Monsters, Marriage, and Murder in Manchvegas starts with a slideshow of summertime antics befitting of a carefree preteen, but enjoyed instead by three revelers who appear to be in their mid-30s. This juvenile trio is a “gang” known as the Manchvegas Outlaw Society, a small crew of jovial pranksters who have as much fun as they can in the summertime heat before they must deal with the inconvenience of nearby serial killers & woodland monsters (who are essentially 6 foot-tall Ewoks). M.O.S. gleefully operate outside the mechanisms of the film’s true plot, in which an entirely unconnected summertime romance is threatened by both a killer who only targets recently engaged women and the entirely superfluous Gospercap monsters who stalk the woods nearby. Eventually, M.O.S. has to get involved before the killings get out of hand and they save the day through a series of weaponized pranks. For the most part, though, they just live out the slobs vs. snobs routine of a classic 1980s comedy with their most grotesque local nemesis (even going as far as attempting to recruit his butler into their “gang”). It’s very telling that once the crises of widespread deaths wrap up, the harmless pranks & romantic flings continue to their own resolutions, as they were always the film’s main priority anyway. Like with individual entries into the MCU or isolated episodes of a soap opera or pro wrestling show, it’s difficult to assess the value of a specific Matt Farley picture on its own without considering the larger impact of his catalog as a whole. If you have no prior knowledge of Matt Farley’s oeuvre it’s entirely possible that the absurdly wholesome frivolity of Monsters, Marriage, and Murder in Manchvegas will leave you frustrated, especially if you enter it looking for the traditional genre thrills of a microbudget horror film. If you’ve at least seen Don’t Let the Riverbeast Get You! before, if not any of his other films, it’ll feel like reuniting with old friends you only see once a year at summer camp. It’s just a camp that happens to occasionally be invaded by monsters & murderers.

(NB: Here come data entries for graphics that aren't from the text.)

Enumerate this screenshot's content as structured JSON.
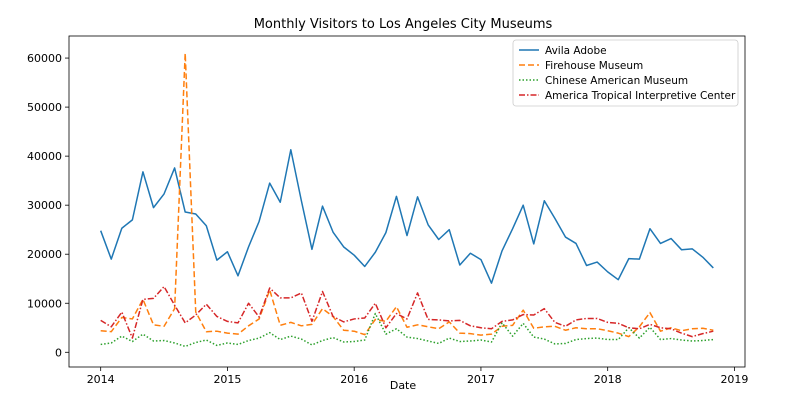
{
  "chart_data": {
    "type": "line",
    "title": "Monthly Visitors to Los Angeles City Museums",
    "xlabel": "Date",
    "ylabel": "",
    "x_tick_labels": [
      "2014",
      "2015",
      "2016",
      "2017",
      "2018",
      "2019"
    ],
    "x_tick_years": [
      2014,
      2015,
      2016,
      2017,
      2018,
      2019
    ],
    "xlim": [
      "2013-10",
      "2019-02"
    ],
    "ylim": [
      -3000,
      64500
    ],
    "y_ticks": [
      0,
      10000,
      20000,
      30000,
      40000,
      50000,
      60000
    ],
    "y_tick_labels": [
      "0",
      "10000",
      "20000",
      "30000",
      "40000",
      "50000",
      "60000"
    ],
    "x": [
      "2014-01",
      "2014-02",
      "2014-03",
      "2014-04",
      "2014-05",
      "2014-06",
      "2014-07",
      "2014-08",
      "2014-09",
      "2014-10",
      "2014-11",
      "2014-12",
      "2015-01",
      "2015-02",
      "2015-03",
      "2015-04",
      "2015-05",
      "2015-06",
      "2015-07",
      "2015-08",
      "2015-09",
      "2015-10",
      "2015-11",
      "2015-12",
      "2016-01",
      "2016-02",
      "2016-03",
      "2016-04",
      "2016-05",
      "2016-06",
      "2016-07",
      "2016-08",
      "2016-09",
      "2016-10",
      "2016-11",
      "2016-12",
      "2017-01",
      "2017-02",
      "2017-03",
      "2017-04",
      "2017-05",
      "2017-06",
      "2017-07",
      "2017-08",
      "2017-09",
      "2017-10",
      "2017-11",
      "2017-12",
      "2018-01",
      "2018-02",
      "2018-03",
      "2018-04",
      "2018-05",
      "2018-06",
      "2018-07",
      "2018-08",
      "2018-09",
      "2018-10",
      "2018-11"
    ],
    "legend_position": "top-right",
    "grid": false,
    "series": [
      {
        "name": "Avila Adobe",
        "color": "#1f77b4",
        "dash": "solid",
        "values": [
          24800,
          19000,
          25300,
          27000,
          36800,
          29500,
          32300,
          37600,
          28600,
          28200,
          25800,
          18800,
          20500,
          15600,
          21500,
          26700,
          34500,
          30600,
          41300,
          30900,
          21000,
          29800,
          24500,
          21500,
          19800,
          17500,
          20400,
          24400,
          31800,
          23800,
          31700,
          26000,
          23000,
          25000,
          17800,
          20200,
          18900,
          14100,
          20700,
          25200,
          30000,
          22100,
          30900,
          27300,
          23500,
          22200,
          17700,
          18400,
          16400,
          14800,
          19100,
          19000,
          25200,
          22200,
          23200,
          20900,
          21100,
          19400,
          17200
        ]
      },
      {
        "name": "Firehouse Museum",
        "color": "#ff7f0e",
        "dash": "dashed",
        "values": [
          4400,
          4200,
          7100,
          6800,
          10800,
          5600,
          5300,
          8900,
          61000,
          8200,
          4200,
          4300,
          3900,
          3700,
          5400,
          6800,
          12700,
          5500,
          6100,
          5400,
          5700,
          8900,
          7300,
          4500,
          4300,
          3600,
          6700,
          6300,
          9300,
          5100,
          5600,
          5200,
          4800,
          6200,
          3900,
          3800,
          3500,
          3700,
          5300,
          5500,
          8600,
          4900,
          5200,
          5300,
          4500,
          5000,
          4800,
          4800,
          4400,
          3900,
          3200,
          5200,
          8100,
          4300,
          5000,
          4400,
          4800,
          4900,
          4500
        ]
      },
      {
        "name": "Chinese American Museum",
        "color": "#2ca02c",
        "dash": "dotted",
        "values": [
          1600,
          1900,
          3300,
          2200,
          3700,
          2300,
          2400,
          1900,
          1200,
          2000,
          2500,
          1400,
          1900,
          1600,
          2400,
          2900,
          4000,
          2600,
          3300,
          2700,
          1500,
          2400,
          3000,
          2100,
          2200,
          2500,
          7900,
          3700,
          4800,
          3100,
          2800,
          2300,
          1800,
          2900,
          2200,
          2300,
          2500,
          2100,
          6000,
          3300,
          5900,
          3100,
          2700,
          1700,
          1800,
          2600,
          2800,
          2900,
          2600,
          2600,
          5000,
          2900,
          5100,
          2600,
          2800,
          2500,
          2300,
          2400,
          2600
        ]
      },
      {
        "name": "America Tropical Interpretive Center",
        "color": "#d62728",
        "dash": "dashdot",
        "values": [
          6500,
          5200,
          8200,
          2900,
          10800,
          11000,
          13400,
          9600,
          6000,
          7600,
          9800,
          7300,
          6300,
          6000,
          10000,
          7200,
          13100,
          11100,
          11100,
          12100,
          6300,
          12400,
          7300,
          6200,
          6800,
          7000,
          10000,
          5000,
          7900,
          6800,
          12100,
          6700,
          6600,
          6400,
          6500,
          5400,
          5000,
          4800,
          6300,
          6600,
          7700,
          7600,
          8900,
          6100,
          5300,
          6600,
          6900,
          6900,
          6100,
          5900,
          5000,
          4800,
          5700,
          5000,
          4800,
          3900,
          3200,
          3800,
          4300
        ]
      }
    ]
  }
}
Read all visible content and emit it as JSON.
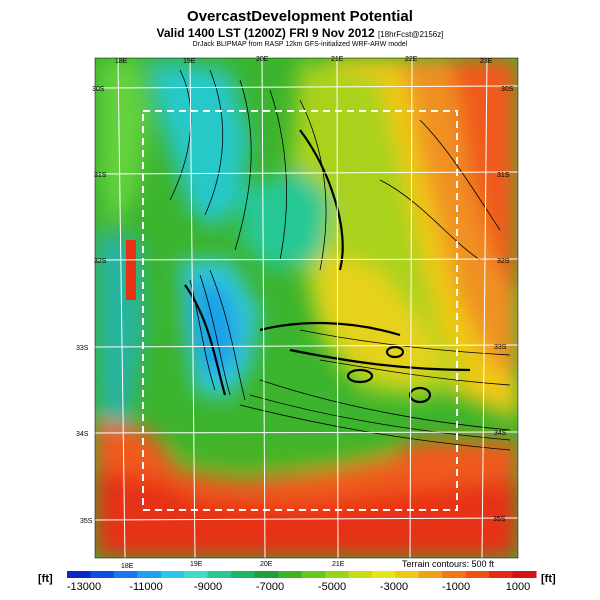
{
  "header": {
    "title": "OvercastDevelopment Potential",
    "subtitle": "Valid 1400 LST (1200Z) FRI 9 Nov 2012",
    "subtitle_tag": "[18hrFcst@2156z]",
    "source_line": "DrJack BLIPMAP from RASP 12km GFS-initialized WRF-ARW model"
  },
  "map": {
    "lon_labels_top": [
      "18E",
      "19E",
      "20E",
      "21E",
      "22E",
      "23E"
    ],
    "lon_labels_bottom": [
      "18E",
      "19E",
      "20E",
      "21E"
    ],
    "lat_labels_left": [
      "30S",
      "31S",
      "32S",
      "33S",
      "34S",
      "35S"
    ],
    "lat_labels_right": [
      "30S",
      "31S",
      "32S",
      "33S",
      "34S",
      "35S"
    ],
    "terrain_note": "Terrain contours: 500 ft"
  },
  "colorbar": {
    "unit_left": "[ft]",
    "unit_right": "[ft]",
    "tick_labels": [
      "-13000",
      "-11000",
      "-9000",
      "-7000",
      "-5000",
      "-3000",
      "-1000",
      "1000"
    ],
    "colors": [
      "#0a28c8",
      "#0a50dc",
      "#1478f0",
      "#1ea0f0",
      "#28c8e6",
      "#3cdcc8",
      "#28c896",
      "#1eb464",
      "#1ea03c",
      "#3cb428",
      "#64c81e",
      "#96d21e",
      "#c8dc14",
      "#e6e614",
      "#f0c814",
      "#f0a014",
      "#f07814",
      "#f05014",
      "#e62814",
      "#d21414"
    ]
  }
}
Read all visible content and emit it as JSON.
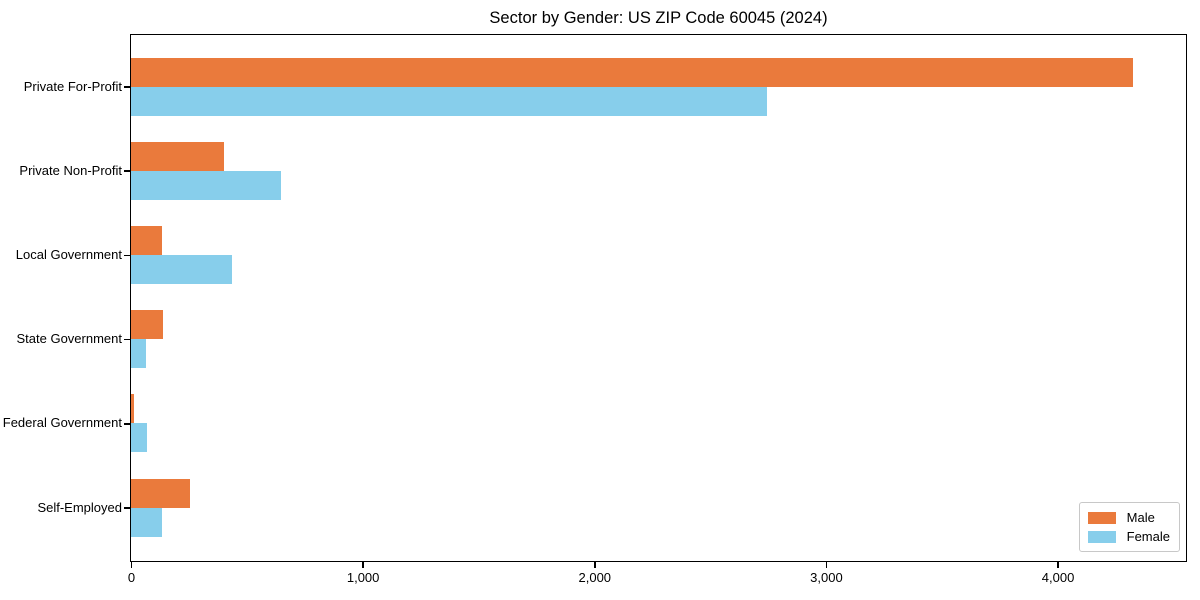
{
  "chart_data": {
    "type": "bar",
    "orientation": "horizontal",
    "title": "Sector by Gender: US ZIP Code 60045 (2024)",
    "categories": [
      "Private For-Profit",
      "Private Non-Profit",
      "Local Government",
      "State Government",
      "Federal Government",
      "Self-Employed"
    ],
    "series": [
      {
        "name": "Male",
        "color": "#EA7A3C",
        "values": [
          4320,
          400,
          135,
          140,
          15,
          255
        ]
      },
      {
        "name": "Female",
        "color": "#87CEEB",
        "values": [
          2745,
          645,
          435,
          65,
          70,
          135
        ]
      }
    ],
    "xlim": [
      0,
      4550
    ],
    "xticks": [
      0,
      1000,
      2000,
      3000,
      4000
    ],
    "xtick_labels": [
      "0",
      "1,000",
      "2,000",
      "3,000",
      "4,000"
    ],
    "grid": false,
    "legend_position": "lower right",
    "plot_border_color": "#000000",
    "background_color": "#ffffff"
  }
}
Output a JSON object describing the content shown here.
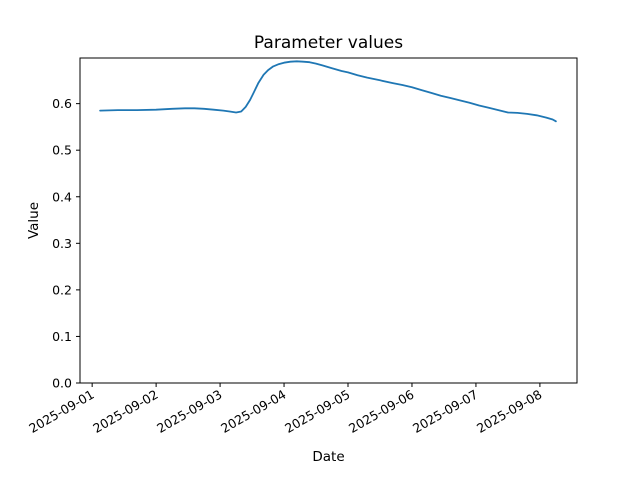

While Manchvegas isn’t quite the crowning achievement Farley later reached with Riverbeast, it does best that film in a couple notable ways. Most immediately apparent, its visual aesthetic is much more distinct. In the early slideshow montage, I assumed a digital filter was added to afford the film a grainy 1970s look, but Manchvegas was actually shot on 16mm film. It was a choice that played beautifully into both the film’s late-70s slasher influence and its general home movies vibe, but it’s also an absurdly labor-intensive, cost-prohibitive choice I respect Farley & co-conspirator Charles Roxburgh for foolishly undertaking. Besides its more distinctive look, Manchvegas also packs its runtime with far more of Farley’s novelty pop songs (which pay his real-life bills through tens of thousands of Spotify streams). Major examples like a plot-summarizing rap song that plays over the end credits (perhaps my all-time favorite movie trope) and a montage set to a chorus of “I’m catching a killer by faking an engagement, yeah!” stick out as notable examples. What I really love, though, is the way Farley scores entirely inconsequential scenes of him playing basketball with his M.O.S. friends with a song that repeats the phrase “basketball fun, basketball fun” for full, carefree redundancy. Manchvegas also leans into Farley’s regionally specific sensibilities even in its title, which is a local, ironic joke about the glitz & glamor of Manchester, New Hampshire. The entire point of including that joke in the title is likely to grab the attention of New England locals who would be delighted that it was a term that somehow made its way into a movie. It’s the same tactic Farley uses when he adopts a creature feature or slasher genre hook to lure horror audiences into watching a backyard movie about harmless summertime pranks, or when he titles his Motern Media pop songs with search-optimized meme terms that will lead you directly to him even if you’ve never heard of him (and you likely haven’t). If you spend too much time with Farley once he has you on the hook, whether it’s with Manchvegas, Riverbeast, or a forty-second song about diarrhea, you might even sink far enough under his Motern Media spell to be convinced that he’s a certifiable genius. Two films into his catalog, I’m already a goner.